The German edition contains an additional chapter on the Soviet-backed communist regime in East Germany, titled "Die Aufarbeitung des Sozialismus in der DDR". It consists of two sub chapters, "Politische Verbrechen in der DDR" by de (Ehrhart Neubert), and "Vom schwierigen Umgang mit der Wahrnehmung" by Joachim Gauck.[8]

Reception

The book has evoked a wide variety of responses, ranging from enthusiastic support to severe criticism.

Support

The Black Book of Communism received praise in a number of publications in the United States and Britain, including the Times Literary Supplement, New York Times Book Review, Library Journal, Kirkus Reviews, The New Republic, National Review and The Weekly Standard.[9] Some reviewers compared the book to The Black Book, a documentary record of the Nazi atrocities by Ilya Ehrenburg and Vasily Grossman.[10]

According to review by historian Tony Judt in The New York Times:[9] "The myth of the well-intentioned founders—the good czar Lenin betrayed by his evil heirs—has been laid to rest for good.

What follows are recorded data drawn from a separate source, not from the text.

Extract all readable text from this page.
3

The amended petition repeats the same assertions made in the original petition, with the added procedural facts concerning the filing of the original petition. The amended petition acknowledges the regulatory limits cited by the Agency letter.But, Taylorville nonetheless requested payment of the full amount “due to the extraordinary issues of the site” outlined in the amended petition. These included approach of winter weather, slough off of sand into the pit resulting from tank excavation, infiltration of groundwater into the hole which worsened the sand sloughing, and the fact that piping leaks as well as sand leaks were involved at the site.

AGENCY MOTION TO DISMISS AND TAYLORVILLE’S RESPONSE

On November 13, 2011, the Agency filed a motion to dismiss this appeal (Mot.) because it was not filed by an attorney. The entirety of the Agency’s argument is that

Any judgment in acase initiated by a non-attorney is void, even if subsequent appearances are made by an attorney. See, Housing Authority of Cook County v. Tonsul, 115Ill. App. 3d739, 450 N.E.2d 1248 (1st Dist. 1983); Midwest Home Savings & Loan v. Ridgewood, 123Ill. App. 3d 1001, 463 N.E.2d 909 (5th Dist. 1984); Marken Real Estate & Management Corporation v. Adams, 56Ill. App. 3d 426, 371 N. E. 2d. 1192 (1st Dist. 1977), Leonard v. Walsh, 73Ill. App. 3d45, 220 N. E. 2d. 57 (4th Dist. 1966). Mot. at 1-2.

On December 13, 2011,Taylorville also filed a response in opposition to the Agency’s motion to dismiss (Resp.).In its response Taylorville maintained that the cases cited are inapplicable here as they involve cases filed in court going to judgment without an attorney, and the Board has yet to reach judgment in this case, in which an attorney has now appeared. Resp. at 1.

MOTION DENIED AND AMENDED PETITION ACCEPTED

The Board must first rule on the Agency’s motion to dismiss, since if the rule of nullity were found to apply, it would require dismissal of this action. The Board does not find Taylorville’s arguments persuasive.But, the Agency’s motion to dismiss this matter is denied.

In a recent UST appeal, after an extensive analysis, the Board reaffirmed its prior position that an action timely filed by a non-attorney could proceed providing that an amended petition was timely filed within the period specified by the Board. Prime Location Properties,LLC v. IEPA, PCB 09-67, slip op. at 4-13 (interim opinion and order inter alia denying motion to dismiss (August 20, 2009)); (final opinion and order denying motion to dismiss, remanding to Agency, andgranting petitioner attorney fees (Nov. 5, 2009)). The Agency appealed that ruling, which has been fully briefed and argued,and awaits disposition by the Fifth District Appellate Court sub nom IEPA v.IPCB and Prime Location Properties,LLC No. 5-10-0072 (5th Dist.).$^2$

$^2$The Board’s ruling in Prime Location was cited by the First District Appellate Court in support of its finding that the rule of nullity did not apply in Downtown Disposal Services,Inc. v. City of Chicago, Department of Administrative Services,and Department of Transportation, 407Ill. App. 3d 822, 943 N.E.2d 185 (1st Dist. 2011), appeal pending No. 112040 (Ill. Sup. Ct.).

No one will any longer be able to claim ignorance or uncertainty about the criminal nature of Communism".

Anne Applebaum, journalist and author of Gulag: A History,[9] described the book as "a serious, scholarly history of Communist crimes in the Soviet Union, Eastern and Western Europe, China, North Korea, Cambodia, Vietnam, Africa, and Latin America... The Black Book does indeed surpass many of its predecessors in conveying the grand scale of the Communist tragedy, thanks to its authors' extensive use of the newly opened archives of the Soviet Union and Eastern Europe."

Martin Malia, writing for the Times Literary Supplement,[9] described the book as "the publishing sensation in France... detailing Communism's crimes from Russia in 1917 to Afghanistan in 1989... [The Black Book of Communism] gives a balance sheet of our present knowledge of Communism's human costs, archivally based where possible, and otherwise drawing on the best secondary works, and with due allowance for the difficulties of quantification."

Criticism

The authors of the book have been criticized. Professor Peter Kenez of the University of California, Santa Cruz wrote about what he says are historical inaccurate statements:[11]" Werth can also be an extremely careless historian. He gives the number of Bolsheviks in October 1917 as 2,000, which is a ridiculous underestimate. He quotes from a letter of Lenin to Aleksandr Shliapnikov and gives the date as 17 October 1917; the letter could hardly have originated at that time, since in it Lenin talks about the need to defeat the Tsarist government, and turn the war into a civil conflict. He gives credit to the Austro-Hungarian rather than the German army for the conquest of Poland in 1915. He describes the Provisional Government as "elected."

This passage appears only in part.